In what could be a landmark case for north-east NSW forests, the Environmental Defenders Office solicitors acting for the North East Forest Alliance have today served papers on the Commonwealth and NSW Governments challenging the re-issued Regional Forest Agreement for north-east NSW.

“NEFA will argue that when the Prime Minister executed the varied RFA, he did not have regard to assessments of key environmental matters as required by law,” said NEFA President Dailan Pugh.

“We say there was no assessment of the impact of climate change on the forests. This despite the Commonwealth having access to and publishing its own materials about the current science – science that warns about the effects climate change has already had on the Australian natural environment and what climate change might mean for our forest ecosystems in the future,” said NEFA spokesperson Susie Russell.

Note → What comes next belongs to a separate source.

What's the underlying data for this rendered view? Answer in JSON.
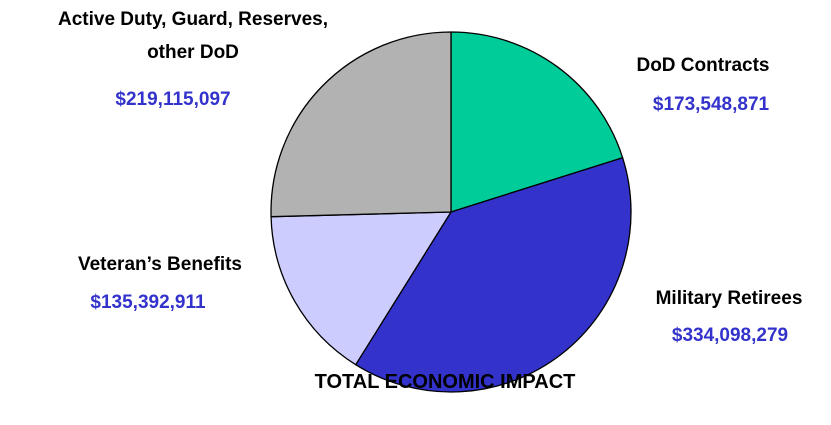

“Extreme weather events can have catastrophic impacts on forests. We saw this the in the drought that preceded the 2019/20 bushfires, the bushfires themselves, and the floods that have followed. Untold number of animals, including some that the Commonwealth Government has listed as threatened with extinction have died.

“Similarly, we say the Commonwealth undertook no assessment of endangered species or oldgrowth forests before it rubber stamped ongoing intensive logging for another 20+ years."

“We contend this is a breach of federal law. We say these are matters that should have been assessed and that failure to do so means the Regional Forest Agreement for north-east NSW does not exempt forestry operations in north east NSW from Commonwealth assessment and approval. We are asking the Federal Court to make a declaration to that effect for north-east NSW,” Ms Russell said,

“In late 2018 the Prime Minister and the NSW Premier rolled over the RFA for north-east NSW for a further 20 years, with provision for the agreement to automatically extend every 5 years, so that it could go on indefinitely,” Mr Pugh said.

“The Commonwealth and NSW rely on the RFA to exempt forestry operations in north east NSW from the usual Commonwealth environmental assessment and approval requirements. We say that where logging is occurring that is likely to significantly affect a matter of national environmental significance – like a listed threatened species – it will need to be referred to the Federal Minister for the Environment and be assessed under the provisions of the Environment Protection and Biodiversity Conservation Act” 

“Both governments have effectively rubber-stamped ongoing destruction of our forest ecosystems. It is appalling that in the face of the twin global crises of rapidly changing climatic conditions and biodiversity decline, that all they could do is agree to more of the same without considering the science,” Ms Russell said.